Çok satan ama bizzat sahiplenmesi gerekenler tarafından bile az okunan gazetelerimiz, dergilerimiz mevcuttu. Okumuyorsunuz diye yıllarca başyazı yazmayı bırakan bir rehberimiz vardı ama bizler bu vurdumduymazlığa bile devam ettik. Gazetelerimizde tüm mazlumların sesi olamadık, herkesin sığınacağı bir liman olmak varken ne yazık ki mazluma bazen kimlik sorduk.
Bir sürü televizyon kanalımız vardı ama izlemedik. Gözümüzün biri hep dışarıda kaldı, soranlara da izleyecek kalitede değiller ki, diye burun kıvırdık. Bizzat bize hitap etmesine rağmen okunmayan gazete ve dergilerimiz, izlenmeyen televizyonlarımız bir bir elimizden alındı.
Yıllarca hicret edin, dünyaya dağılın, yeni insanlarla tanışın denildi; rahat evlerimizi, işlerimizi rahat yaşantımızı bırakıp gidemedik. İsteyerek, canı gönülden Allah rızası için hicret etmeyince Allah cebri lütfi bir şekilde hicret ettirdi.

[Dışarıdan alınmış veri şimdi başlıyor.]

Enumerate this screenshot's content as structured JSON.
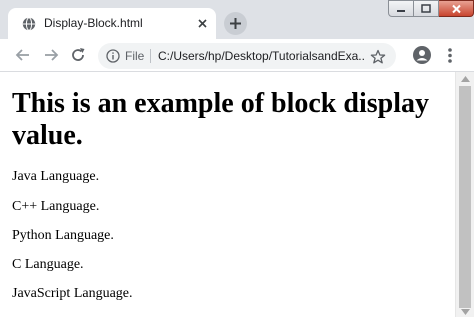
{
  "tab": {
    "title": "Display-Block.html"
  },
  "toolbar": {
    "scheme_label": "File",
    "url": "C:/Users/hp/Desktop/TutorialsandExa..."
  },
  "icons": {
    "favicon": "globe-icon",
    "tab_close": "close-icon",
    "new_tab": "plus-icon",
    "back": "back-arrow-icon",
    "forward": "forward-arrow-icon",
    "reload": "reload-icon",
    "info": "info-icon",
    "bookmark": "star-icon",
    "account": "account-icon",
    "menu": "kebab-menu-icon"
  },
  "page": {
    "heading": "This is an example of block display value.",
    "items": [
      "Java Language.",
      "C++ Language.",
      "Python Language.",
      "C Language.",
      "JavaScript Language."
    ]
  },
  "colors": {
    "tabstrip": "#dee1e6",
    "omnibox": "#f1f3f4",
    "close_button": "#c8452f"
  }
}
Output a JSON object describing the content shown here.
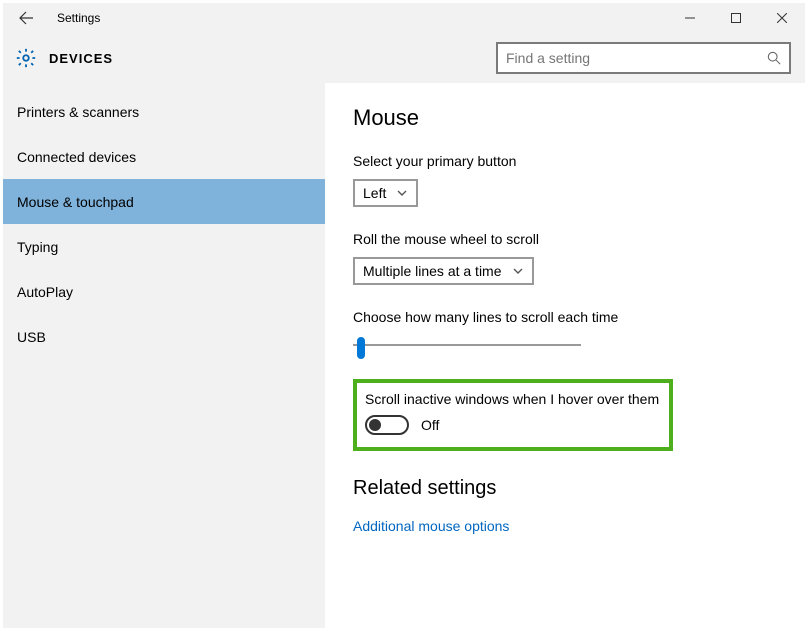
{
  "titlebar": {
    "title": "Settings"
  },
  "header": {
    "category": "DEVICES",
    "search_placeholder": "Find a setting"
  },
  "sidebar": {
    "items": [
      {
        "label": "Printers & scanners",
        "active": false
      },
      {
        "label": "Connected devices",
        "active": false
      },
      {
        "label": "Mouse & touchpad",
        "active": true
      },
      {
        "label": "Typing",
        "active": false
      },
      {
        "label": "AutoPlay",
        "active": false
      },
      {
        "label": "USB",
        "active": false
      }
    ]
  },
  "content": {
    "heading": "Mouse",
    "primary_button_label": "Select your primary button",
    "primary_button_value": "Left",
    "wheel_label": "Roll the mouse wheel to scroll",
    "wheel_value": "Multiple lines at a time",
    "lines_label": "Choose how many lines to scroll each time",
    "inactive_label": "Scroll inactive windows when I hover over them",
    "inactive_state": "Off",
    "related_heading": "Related settings",
    "related_link": "Additional mouse options"
  }
}
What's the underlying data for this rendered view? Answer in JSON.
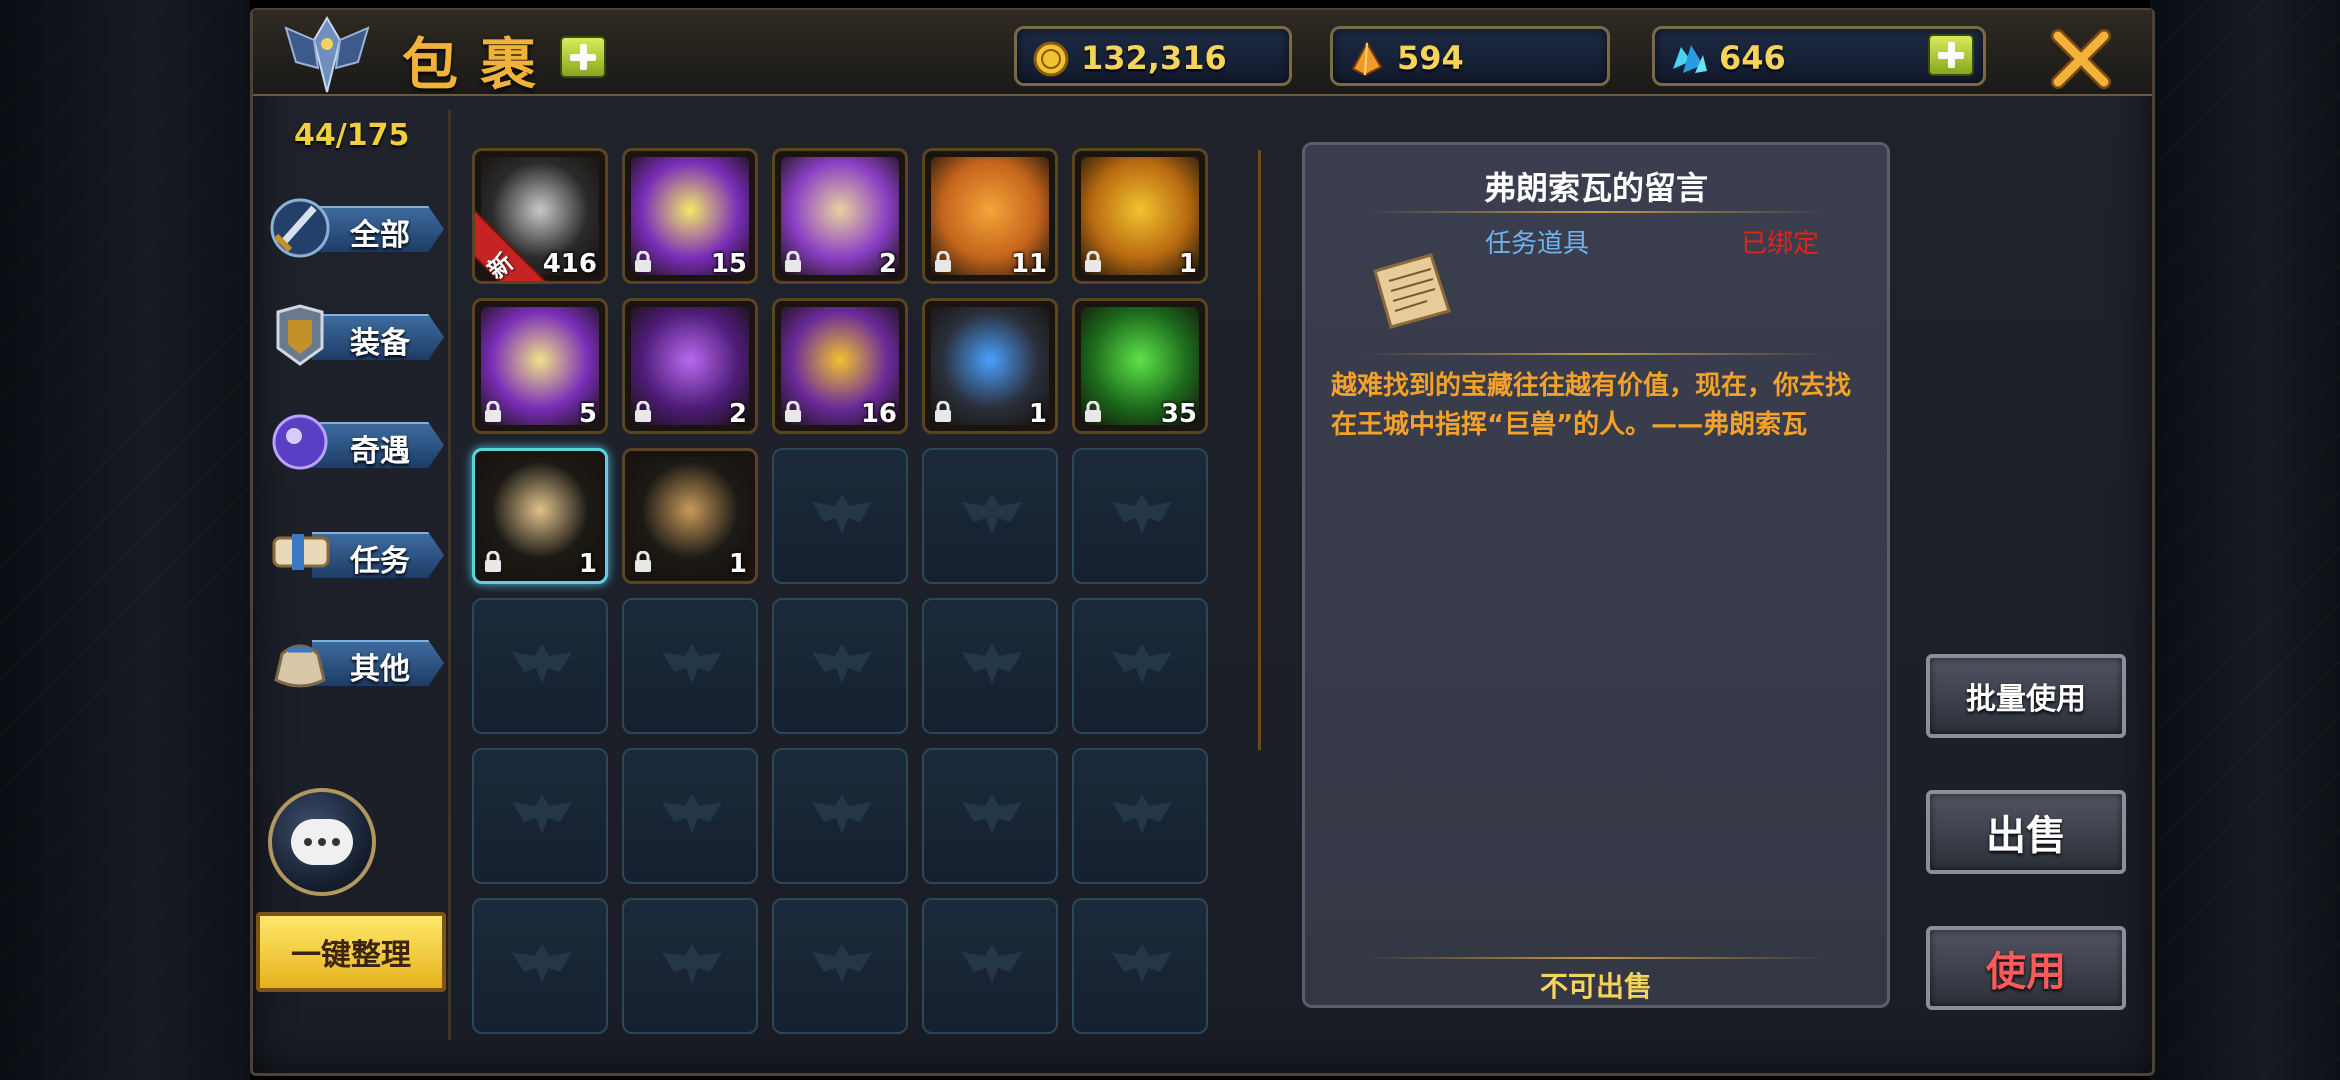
{
  "header": {
    "title": "包裹",
    "capacity": "44/175"
  },
  "resources": {
    "gold": "132,316",
    "crystal": "594",
    "gem": "646"
  },
  "categories": [
    {
      "label": "全部",
      "icon": "sword-shield-icon"
    },
    {
      "label": "装备",
      "icon": "armor-icon"
    },
    {
      "label": "奇遇",
      "icon": "magic-orb-icon"
    },
    {
      "label": "任务",
      "icon": "scroll-icon"
    },
    {
      "label": "其他",
      "icon": "pouch-icon"
    }
  ],
  "sort_button": "一键整理",
  "items": [
    {
      "name": "silver-ore",
      "qty": "416",
      "new": true,
      "new_label": "新",
      "color": "#c8c8c8",
      "bg": "#2a2a2a"
    },
    {
      "name": "potion-tube",
      "qty": "15",
      "color": "#f4e86a",
      "bg": "#7a2db8"
    },
    {
      "name": "candy-box",
      "qty": "2",
      "color": "#e8d2a0",
      "bg": "#8a3ec4"
    },
    {
      "name": "amber-ore",
      "qty": "11",
      "color": "#f3a53a",
      "bg": "#c4641c"
    },
    {
      "name": "mystery-armor",
      "qty": "1",
      "color": "#f2c230",
      "bg": "#b86a10"
    },
    {
      "name": "yellow-potion",
      "qty": "5",
      "color": "#f1e28a",
      "bg": "#7a2db8"
    },
    {
      "name": "purple-crystal",
      "qty": "2",
      "color": "#b86aee",
      "bg": "#4e1c78"
    },
    {
      "name": "mystery-armor-2",
      "qty": "16",
      "color": "#f2c230",
      "bg": "#6a2a9a"
    },
    {
      "name": "exp-book",
      "qty": "1",
      "color": "#4aa0ff",
      "bg": "#2a2f3a"
    },
    {
      "name": "green-crystal",
      "qty": "35",
      "color": "#5fe24a",
      "bg": "#1c6a1c"
    },
    {
      "name": "parchment",
      "qty": "1",
      "color": "#e0c28a",
      "bg": "#1c1a16",
      "selected": true
    },
    {
      "name": "old-book",
      "qty": "1",
      "color": "#c89a5a",
      "bg": "#1c1a16"
    }
  ],
  "detail": {
    "title": "弗朗索瓦的留言",
    "type": "任务道具",
    "bound": "已绑定",
    "description": "越难找到的宝藏往往越有价值，现在，你去找在王城中指挥“巨兽”的人。——弗朗索瓦",
    "footer": "不可出售"
  },
  "actions": {
    "batch_use": "批量使用",
    "sell": "出售",
    "use": "使用"
  }
}
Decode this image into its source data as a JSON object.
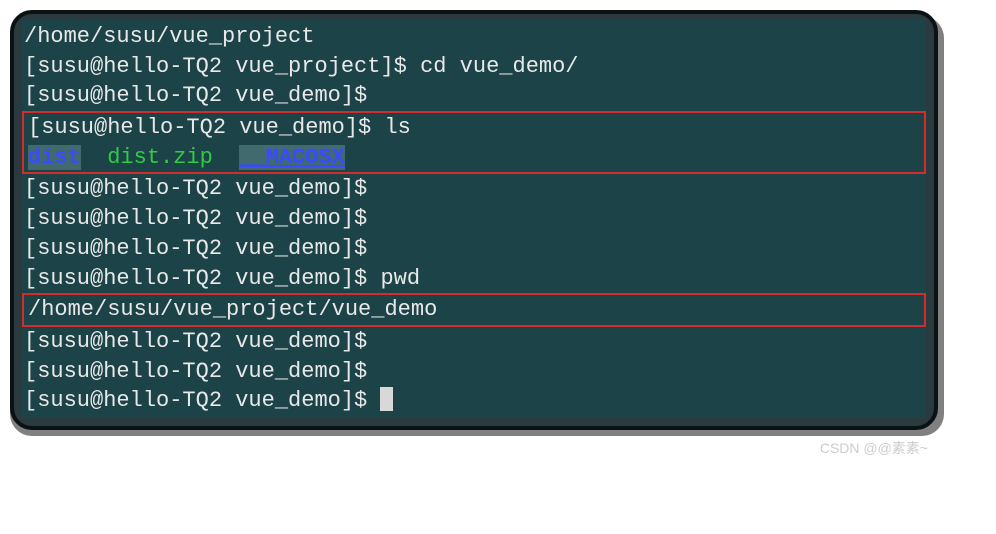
{
  "terminal": {
    "lines": {
      "line1": "/home/susu/vue_project",
      "line2_prompt": "[susu@hello-TQ2 vue_project]$ ",
      "line2_cmd": "cd vue_demo/",
      "line3_prompt": "[susu@hello-TQ2 vue_demo]$ ",
      "line4_prompt": "[susu@hello-TQ2 vue_demo]$ ",
      "line4_cmd": "ls",
      "line5_dist": "dist",
      "line5_distzip": "dist.zip",
      "line5_macosx": "__MACOSX",
      "line6_prompt": "[susu@hello-TQ2 vue_demo]$ ",
      "line7_prompt": "[susu@hello-TQ2 vue_demo]$ ",
      "line8_prompt": "[susu@hello-TQ2 vue_demo]$ ",
      "line9_prompt": "[susu@hello-TQ2 vue_demo]$ ",
      "line9_cmd": "pwd",
      "line10": "/home/susu/vue_project/vue_demo",
      "line11_prompt": "[susu@hello-TQ2 vue_demo]$ ",
      "line12_prompt": "[susu@hello-TQ2 vue_demo]$ ",
      "line13_prompt": "[susu@hello-TQ2 vue_demo]$ "
    }
  },
  "watermark": "CSDN @@素素~"
}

Sözün özü birileri zulmetti ama kader adaletiyle tecelli ediyor. Yeter ki biz eski hatalardan ders alıp yeni zellelerden kendimizi muhafaza edelim. Eskisinden daha güçlü bir dirilişin yaşanacağına inandığımız yakın geleceğimizi, geçmişin zaaflarına düşüp hatalarını tekrar ederek değil, aldığımız dersleri rehber edinerek kurmaya bakalım.